El rey pensó que ésta era una manera fácil de salir del problema y ordenó que trajeran al pescador ante él. Cuando el pescador, que por cierto era un hombre muy inteligente, se presentó ante el Rey, el Rey le dijo:
—Oh pescador, dime, ¿este pez es macho o hembra?
El pescador respondió:
—El pez no es ni macho ni hembra.
Entonces el rey sonrió ante la inteligente respuesta y, para aumentar el enfado de la reina, ordenó al guardián de la bolsa real que le diera al pescador una suma adicional de dinero.
Entonces el pescador colocó el dinero en su bolsa de cuero, dio las gracias al rey y, echándose la bolsa al hombro, se alejó rápidamente, pero no tan rápido como para no darse cuenta de que se le había caído una pequeña moneda. Dejando la bolsa en el suelo, se agachó, recogió la moneda y siguió su camino, mientras el Rey y la Reina observaban atentamente cada una de sus acciones.
—¡Mira! ¡Qué avaro es!— dijo Sherem triunfalmente. —De hecho, dejó su bolso en el suelo para recoger una pequeña moneda, porque le apenaba pensar que pudiera llegar a manos de alguno de los sirvientes del Rey, o de algún pobre, que, necesitándolo, compraría pan y rezaría por una larga vida para el Rey.
—Otra vez dices la verdad—, respondió el rey, sintiendo la justicia de esta observación; una vez más hizo llamar al pescador, que fue llevado ante la presencia real.
—¿Eres un ser humano o un animal?— le preguntó el rey. —Aunque hice posible que te hicieras rico sin esfuerzo, el avaro dentro de ti no podía permitirte dejar ni siquiera una pequeña pieza de dinero para los demás.

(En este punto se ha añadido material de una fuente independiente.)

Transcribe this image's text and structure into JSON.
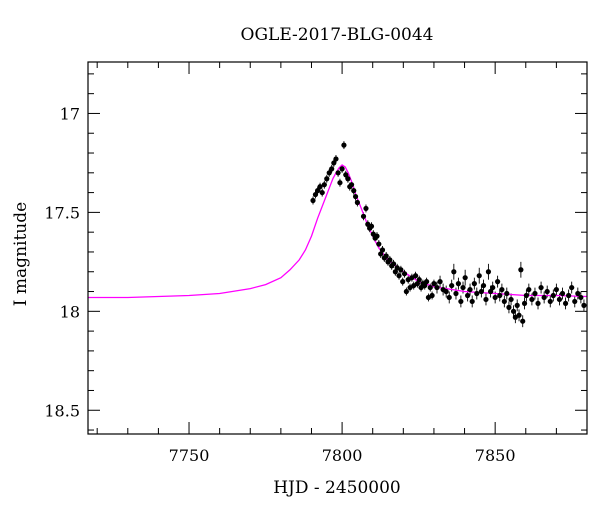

Entonces el rey le ordenó que saliera y no apareciera más su rostro dentro de la ciudad.
Ante esto el pescador cayó de rodillas y gritó:
—¡Escúchame, oh Rey, protector de los pobres! Que Dios conceda al Rey una larga vida. No por su valor recogió tu siervo la moneda, sino porque porque en esa moneda, por un lado está grabado el nombre de Dios, y en el otro la imagen del Rey. Tu siervo temía que alguien, al no ver la moneda, la pisara en el suelo y así contaminara el nombre de Dios y el rostro del Rey. Juzgue el Rey si por ello he merecido reproche.

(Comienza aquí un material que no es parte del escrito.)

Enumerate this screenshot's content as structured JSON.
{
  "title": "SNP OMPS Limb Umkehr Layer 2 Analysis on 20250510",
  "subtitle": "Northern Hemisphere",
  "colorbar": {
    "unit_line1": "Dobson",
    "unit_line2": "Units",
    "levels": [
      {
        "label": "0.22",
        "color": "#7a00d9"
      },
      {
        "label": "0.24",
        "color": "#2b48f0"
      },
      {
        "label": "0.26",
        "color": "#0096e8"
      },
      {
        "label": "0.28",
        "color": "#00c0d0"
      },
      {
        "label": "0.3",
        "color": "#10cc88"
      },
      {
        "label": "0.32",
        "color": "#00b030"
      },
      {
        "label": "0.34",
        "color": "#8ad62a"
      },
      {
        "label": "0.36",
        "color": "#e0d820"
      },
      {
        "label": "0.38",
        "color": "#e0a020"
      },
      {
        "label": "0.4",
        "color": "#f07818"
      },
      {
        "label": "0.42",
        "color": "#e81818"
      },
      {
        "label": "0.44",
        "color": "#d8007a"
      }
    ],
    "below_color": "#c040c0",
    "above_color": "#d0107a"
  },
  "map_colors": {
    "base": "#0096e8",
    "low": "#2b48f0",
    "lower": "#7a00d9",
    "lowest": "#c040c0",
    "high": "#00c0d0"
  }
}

Esta respuesta agradó muchísimo al rey y le dio al pescador otra gran suma de dinero. Y la ira de la Reina se aplacó, y miró bondadosamente al pescador mientras éste partía con su bolsa cargada de dinero.
Cuento popular persa, recopilado por Hartwell James en el libro A Book of Persian Fairy Tales
Howard E. Altemus (1860-1933) fue un escritor de obras infantiles y juveniles estadounidense que trabajó con el seudónimo Hartwell James.
Dejó una gran colección de cuentos publicados, y sus obras, ricas de folclores de países donde debió viajar.
Trabajó con el ilustrador John R. Neill.